When there’s something I want to say but can’t quite grasp of how to say it, there’s only one place to visit. Where there’s an argument I want to make but don’t have enough of the basic facts, there’s only one destination to consider. When there’s a theory I want to test but don’t understand any of its precepts, there’s only one way to progress. And when there’s a point I need to make but can’t seem to find the right words, there’s only one thing left to do. Pick a cherry. Should you be at a similar intellectual loss, flapping between the twin gusts of confusion and embarrassment, might I suggest locating the nearest cherry tree for a closer examination?
Cherry-picking is a healthy lifestyle and a foolproof rhetorical strategy – since I haven’t changed my mind yet and don’t plan on it.

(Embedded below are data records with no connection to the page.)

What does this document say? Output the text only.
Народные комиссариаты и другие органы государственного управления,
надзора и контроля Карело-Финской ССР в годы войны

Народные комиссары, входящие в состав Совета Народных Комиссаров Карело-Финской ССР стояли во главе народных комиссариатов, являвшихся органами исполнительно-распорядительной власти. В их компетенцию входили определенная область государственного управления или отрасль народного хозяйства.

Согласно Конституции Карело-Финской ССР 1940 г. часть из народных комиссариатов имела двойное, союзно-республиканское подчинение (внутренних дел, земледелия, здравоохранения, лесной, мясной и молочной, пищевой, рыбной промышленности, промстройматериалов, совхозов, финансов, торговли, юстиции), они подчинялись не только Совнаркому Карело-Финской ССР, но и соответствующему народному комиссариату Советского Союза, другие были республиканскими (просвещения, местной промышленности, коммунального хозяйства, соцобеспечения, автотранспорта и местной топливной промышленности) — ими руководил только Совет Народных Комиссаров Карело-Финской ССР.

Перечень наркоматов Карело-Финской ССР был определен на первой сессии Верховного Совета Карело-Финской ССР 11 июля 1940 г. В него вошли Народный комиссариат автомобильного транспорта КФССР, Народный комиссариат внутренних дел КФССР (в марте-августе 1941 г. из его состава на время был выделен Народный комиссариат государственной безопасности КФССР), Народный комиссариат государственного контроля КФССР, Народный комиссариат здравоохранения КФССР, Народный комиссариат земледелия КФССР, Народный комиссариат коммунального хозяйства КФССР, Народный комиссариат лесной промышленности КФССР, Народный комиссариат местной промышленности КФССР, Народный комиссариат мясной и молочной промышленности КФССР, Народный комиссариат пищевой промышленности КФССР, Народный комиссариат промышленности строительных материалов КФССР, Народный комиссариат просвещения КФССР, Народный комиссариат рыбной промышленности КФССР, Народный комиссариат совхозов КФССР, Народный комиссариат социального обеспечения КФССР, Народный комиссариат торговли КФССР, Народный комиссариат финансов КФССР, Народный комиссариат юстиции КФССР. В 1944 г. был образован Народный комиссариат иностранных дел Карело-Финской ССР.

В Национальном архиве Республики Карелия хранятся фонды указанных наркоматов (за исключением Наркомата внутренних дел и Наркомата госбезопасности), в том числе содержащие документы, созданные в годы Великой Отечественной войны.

Making friends is a harrowing exercise, which involves sifting through resumes, reviewing letters of recommendation, and interviewing character witnesses. The whole process is extremely exhausting and could have the side effect of causing someone to long for their previous situation, utterly friendless and totally alone. What if I told you there was a better way? Once you find something good about someone, stop looking, stop digging and simply choose to be satisfied. If you’re out at dinner and they leave a sizable tip, take that as a sign of their upstanding moral character and ignore the rest. In other words, pick a cherry instead.
You want alien life. I want alien life. Even aliens, well, they want alien life. But the unrelenting need for evidence gets in the way of a good, no, great story. When you see a blinking light in the sky, don’t check the FAA or some app that shows you it’s nothing more than a wayward weather balloon. Commit to it being a UFO. If you’re picking cherries, inconvenient facts aren’t inconvenient at all – they’re just ignored as extraneous. Thanks, but no thanks. Don’t go out and buy yourself a more powerful telescope for a closer look at the night sky. Your optic nerve is perfectly satisfactory.
If you’re buying a building, the façade is enough to make a down payment. Don’t let the presence of toxic mold, a cracked ceiling and a legion of charming squatters spoil what could make for a lovely Christmas card. The outside is plenty to impress your friends and disturb your enemies. So pick a cherry and stop right there.
Can’t you tell that it’s cherry-picking season again? By the air? By the smell? By the sounds of squishy fruit compressing between the oily palms of highly-enthused orchard-goers? Or by the shocked yelps of people who’ve forgotten about the existence of pits? I know that there are those more excited for apples and peaches, but cherries are big enough to fit in a standard pocket and leave you not asking for more information or more fruit.
George Washington even knew a thing or two about cherry trees. Or so I’ve been told.